A chefe do Fundo Monetário Internacional (FMI), Christine Lagarde, afirmou no domingo (22) que as recentes disputas comerciais entre países são “um risco crescente” para a economia global. Em pronunciamento durante a conclusão da cúpula de ministros das Finanças do G20, a dirigente cobrou mais cooperação entre as nações, a fim de prolongar o atual período de crescimento.

Christine Lagarde durante a reunião de ministros das Finanças do G20. Foto: G20 Argentina

Christine Lagarde durante a reunião de ministros das Finanças do G20. Foto: G20 Argentina

A chefe do Fundo Monetário Internacional (FMI), Christine Lagarde, afirmou no domingo (22) que as recentes disputas comerciais entre países são “um risco crescente” para a economia global. Em pronunciamento durante a conclusão da cúpula de ministros das Finanças do G20, a dirigente cobrou mais cooperação entre as nações, a fim de prolongar o atual período de crescimento.

“O encontro de ministros das Finanças e presidentes dos Bancos Centrais ocorreu num contexto de crescimento global contínuo e forte, mas mais desigual. Na verdade, a economia mundial está enfrentando riscos crescentes, especialmente a curto prazo, (vindos) do aumento das tensões comerciais, das pressões financeiras em economias emergentes vulneráveis e da volta do risco soberano em partes da zona do euro”, afirmou o diretora-geral do FMI.

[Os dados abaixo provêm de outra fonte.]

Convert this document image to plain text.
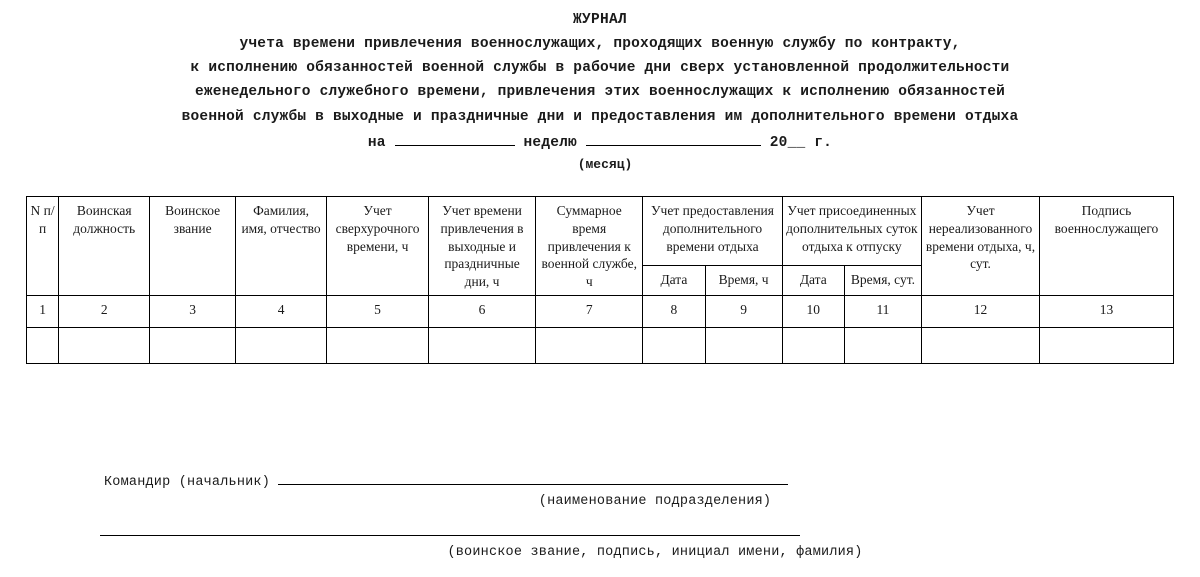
ЖУРНАЛ
учета времени привлечения военнослужащих, проходящих военную службу по контракту,
к исполнению обязанностей военной службы в рабочие дни сверх установленной продолжительности
еженедельного служебного времени, привлечения этих военнослужащих к исполнению обязанностей
военной службы в выходные и праздничные дни и предоставления им дополнительного времени отдыха
на	неделю	20__ г.
(месяц)
N п/п	Воинская должность	Воинское звание	Фамилия, имя, отчество	Учет сверхурочного времени, ч	Учет времени привлечения в выходные и праздничные дни, ч	Суммарное время привлечения к военной службе, ч	Учет предоставления дополнительного времени отдыха		Учет присоединенных дополнительных суток отдыха к отпуску		Учет нереализованного времени отдыха, ч, сут.	Подпись военнослужащего
							Дата	Время, ч	Дата	Время, сут.		
1	2	3	4	5	6	7	8	9	10	11	12	13

Командир (начальник)
(наименование подразделения)
(воинское звание, подпись, инициал имени, фамилия)
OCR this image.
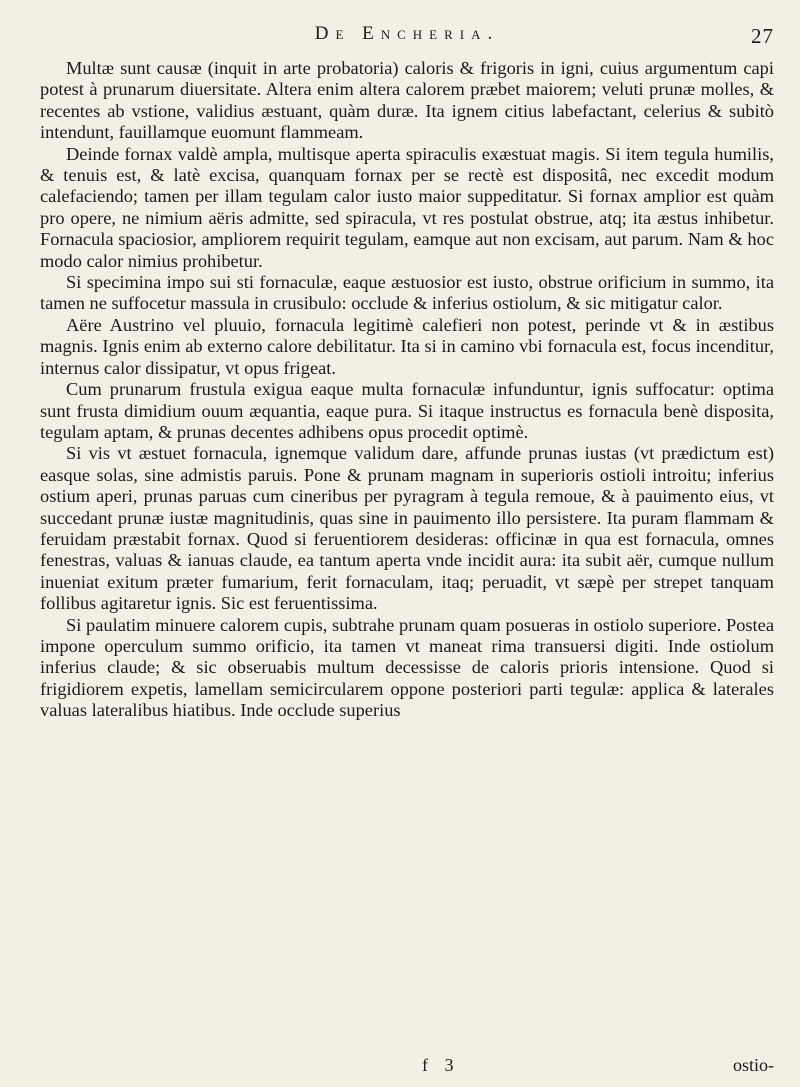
De Encheria.	27

Multæ sunt causæ (inquit in arte probatoria) caloris & frigoris in igni, cuius argumentum capi potest à prunarum diuersitate. Altera enim altera calorem præbet maiorem; veluti prunæ molles, & recentes ab vstione, validius æstuant, quàm duræ. Ita ignem citius labefactant, celerius & subitò intendunt, fauillamque euomunt flammeam.

Deinde fornax valdè ampla, multisque aperta spiraculis exæstuat magis. Si item tegula humilis, & tenuis est, & latè excisa, quanquam fornax per se rectè est dispositâ, nec excedit modum calefaciendo; tamen per illam tegulam calor iusto maior suppeditatur. Si fornax amplior est quàm pro opere, ne nimium aëris admitte, sed spiracula, vt res postulat obstrue, atq; ita æstus inhibetur. Fornacula spaciosior, ampliorem requirit tegulam, eamque aut non excisam, aut parum. Nam & hoc modo calor nimius prohibetur.

Si specimina impo sui sti fornaculæ, eaque æstuosior est iusto, obstrue orificium in summo, ita tamen ne suffocetur massula in crusibulo: occlude & inferius ostiolum, & sic mitigatur calor.

Aëre Austrino vel pluuio, fornacula legitimè calefieri non potest, perinde vt & in æstibus magnis. Ignis enim ab externo calore debilitatur. Ita si in camino vbi fornacula est, focus incenditur, internus calor dissipatur, vt opus frigeat.

Cum prunarum frustula exigua eaque multa fornaculæ infunduntur, ignis suffocatur: optima sunt frusta dimidium ouum æquantia, eaque pura. Si itaque instructus es fornacula benè disposita, tegulam aptam, & prunas decentes adhibens opus procedit optimè.

Si vis vt æstuet fornacula, ignemque validum dare, affunde prunas iustas (vt prædictum est) easque solas, sine admistis paruis. Pone & prunam magnam in superioris ostioli introitu; inferius ostium aperi, prunas paruas cum cineribus per pyragram à tegula remoue, & à pauimento eius, vt succedant prunæ iustæ magnitudinis, quas sine in pauimento illo persistere. Ita puram flammam & feruidam præstabit fornax. Quod si feruentiorem desideras: officinæ in qua est fornacula, omnes fenestras, valuas & ianuas claude, ea tantum aperta vnde incidit aura: ita subit aër, cumque nullum inueniat exitum præter fumarium, ferit fornaculam, itaq; peruadit, vt sæpè per strepet tanquam follibus agitaretur ignis. Sic est feruentissima.

Si paulatim minuere calorem cupis, subtrahe prunam quam posueras in ostiolo superiore. Postea impone operculum summo orificio, ita tamen vt maneat rima transuersi digiti. Inde ostiolum inferius claude; & sic obseruabis multum decessisse de caloris prioris intensione. Quod si frigidiorem expetis, lamellam semicircularem oppone posteriori parti tegulæ: applica & laterales valuas lateralibus hiatibus. Inde occlude superius

f 3	ostio-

Para contornar esses problemas, Largade disse ter encorajado os participantes da reunião a adotar um “espírito de cooperação”, a fim de que os dividendos sejam partilhados de forma mais ampla.

“Isso é mais crucial quando se trata de proteger o sistema aberto do comércio internacional. Insisti mais uma vez para que os conflitos comerciais fossem resolvidos por meio da cooperação internacional, sem recorrer a medidas excepcionais”, acrescentou a dirigente.

Diante do atual cenário, Lagarde recomendou adaptações nas políticas macroeconômicas, com o intuito de regular desequilíbrios em nível global.

“Em muitos países, especialmente naqueles com déficits excessivos em contas correntes, isso significa evitar políticas fiscais pró-cíclicas para ajudar a colocar a dívida numa tendência descendente. Em países com superávit em excesso e espaço fiscal, significa investir mais no capital humano e físico para aumentar o potencial de produção e catalisar investimento privado.”

A chefe do FMI defendeu ainda que a flexibilidade das taxas de câmbio continue sendo usada para “amortecer choques em economias emergentes”.